DOMINIQUE JEZEQUEL : SUITES, ACCORDS
Bonsoir,
Nous sommes ici pour donner la bienvenue à  Dominique Jézéquel et pour le remercier d’avoir œuvré pour que cette salle accueille son travail "Accords, Suites", en ce mois de novembre.
Je suis particulièrement honorée de présenter ici et maintenant cet artiste, un artiste qui nous surprend à plusieurs égards : par son travail de création visuelle, par la rigueur et l’originalité de ses mises en espace, et surtout par sa capacité à retenir l’attention de nos étudiants pendant une heure d’incursion et d’immersion dans l’Histoire de l’art. Le groupe d’hispanistes de première année de notre faculté en a fait l’expérience lundi lors de son cours sur les églises et l’iconographie romane.
Sa présentation de l’architecture et de la sculpture romanes avait pour fil directeur la lumière.
Cette même lumière qui dévoilait une capricieuse ornementation végétale, envahissait les voûtes, les pilastres, recouvrait socles et niches où étaient hébergées les candides images polychromes ; la lumière traversant les baies vitrées, hautes de plusieurs mètres, pour se jeter en torrents sur les visages des fidèles aux heures interminables des offices, leur teint pâli à l’extrême par ces rayons obliques.
Cette lumière, cette énergie que Dominique Jézéquel a su si bien nous montrer à travers l’imagerie médiévale, nous la voyons ici à l’œuvre : elle est aujourd’hui fragmentée, étagée, nuancée par des lamelles chromatiques. Active. Elle a déjà réinvesti d’autres espaces, choisis par le peintre avec une extrême rigueur : la claire-voie d’une vieille église, la baie d’une porte de chapelle, verrières, encoignures de pièces désaffectées, pans de murs de châteaux, ateliers, galeries, magasins, musées, et aujourd’hui, cette salle toute entourée de fenêtres pour capter la clarté subtile, poudreuse, précieuse, de Brest. Dans tous ces  espaces dont la lumière a une fonction, mais aussi un sens, la luminosité fait sens ; elle est au cœur même de la réflexion de Dominique Jézéquel. Déclinée en une suite de quatre accords, quatre couleurs qui se modifient à l’œil nu, cette œuvre n’est pas là pour habiller nos murs, pour aveugler nos fenêtres ; ni décoration ni trompe-l’œil. Sa puissance esthétique, son harmonie formelle ne nous isolent pas pour autant d’un extérieur hostile. Elles créent plutôt une distance, une distance raisonnable, peut-être nécessaire.
Elle communique avec l’existant, avec l’absence et la saturation (le blanc vertical des murs et le noir horizontal du plafond),  avec d’autres luminescences familières qui guident, limitent, ouvrent notre parcours (les veilleuses de sécurité, les éclairages d’entrée et de sortie,.... De ce fait, elle dialogue aussi avec notre sentiment du temps, de l’attente, de la vision et de l’observation, de la dépossession et de la réappropriation de nos espaces communs, de l’espace public.

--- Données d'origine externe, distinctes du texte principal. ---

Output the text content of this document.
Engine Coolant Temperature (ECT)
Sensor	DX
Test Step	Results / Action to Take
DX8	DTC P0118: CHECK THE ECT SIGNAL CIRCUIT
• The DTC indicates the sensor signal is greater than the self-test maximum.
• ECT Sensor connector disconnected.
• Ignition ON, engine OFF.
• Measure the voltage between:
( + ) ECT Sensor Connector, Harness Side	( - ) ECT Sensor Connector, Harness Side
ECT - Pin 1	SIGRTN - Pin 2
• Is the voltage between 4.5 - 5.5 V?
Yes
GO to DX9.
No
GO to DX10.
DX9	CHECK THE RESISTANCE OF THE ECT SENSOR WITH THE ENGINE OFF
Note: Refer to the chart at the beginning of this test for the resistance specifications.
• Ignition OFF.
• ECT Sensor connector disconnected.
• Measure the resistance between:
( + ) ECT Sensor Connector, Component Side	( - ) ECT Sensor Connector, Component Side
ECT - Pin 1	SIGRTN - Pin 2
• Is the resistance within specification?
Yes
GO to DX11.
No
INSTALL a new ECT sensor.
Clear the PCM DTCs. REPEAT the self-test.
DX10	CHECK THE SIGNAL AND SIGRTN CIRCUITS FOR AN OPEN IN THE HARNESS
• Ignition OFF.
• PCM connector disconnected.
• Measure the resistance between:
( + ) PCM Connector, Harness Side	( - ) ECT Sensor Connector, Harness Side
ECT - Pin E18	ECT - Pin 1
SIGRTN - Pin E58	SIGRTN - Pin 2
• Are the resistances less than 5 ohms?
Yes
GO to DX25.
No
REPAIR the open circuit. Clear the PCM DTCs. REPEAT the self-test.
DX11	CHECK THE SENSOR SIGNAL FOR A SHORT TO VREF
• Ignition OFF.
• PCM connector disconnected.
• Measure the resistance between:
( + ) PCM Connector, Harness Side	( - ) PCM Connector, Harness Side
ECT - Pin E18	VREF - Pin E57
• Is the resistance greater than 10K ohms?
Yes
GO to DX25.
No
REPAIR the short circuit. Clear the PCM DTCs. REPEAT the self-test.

Mais nous ne sommes pas dans un hors-temps béat. Dans une évasion insouciante. Puisque nous sommes invités et investis par la lumière, cette forme d’énergie qui nous impressionne le plus, celle que la langue courante métaphorise pour signifier, précisément, la vie, donner la lumière, ouvrir les yeux à la lumière, voir, revoir la lumière.
Ces compositions numériques, ces digigraphies (c’est ainsi que l’artiste les nomme savamment) ne sont pas sans rappeler les physichromies ou « pièges à lumière » de Carlos Cruz Díez, le plus français des peintres vénézuéliens. Des trames de couleur qui se transforment en fonction du regard et de la position de l’observateur dans l’espace. Elles troublent la rétine et créent des situations inouïes, le lieu se voit transfiguré.
« L’art est communication…Il a une capacité didactique. Une nécessité irremplaçable de dire et de communiquer ce dire aux autres. Nous sommes assujettis à ce qui nous entoure et la peinture est le fondement des idées. L’art est une manifestation de l’esprit qui met en évidence son temps. »
Sont présentées ici l’énergie et la matière en parfaite harmonie. Elles invitent le regard et suscitent la réflexion. Nous remercions une fois de plus Dominique Jézéquel et je l’invite à nous décrire son travail bien mieux que je ne l’aurais fait.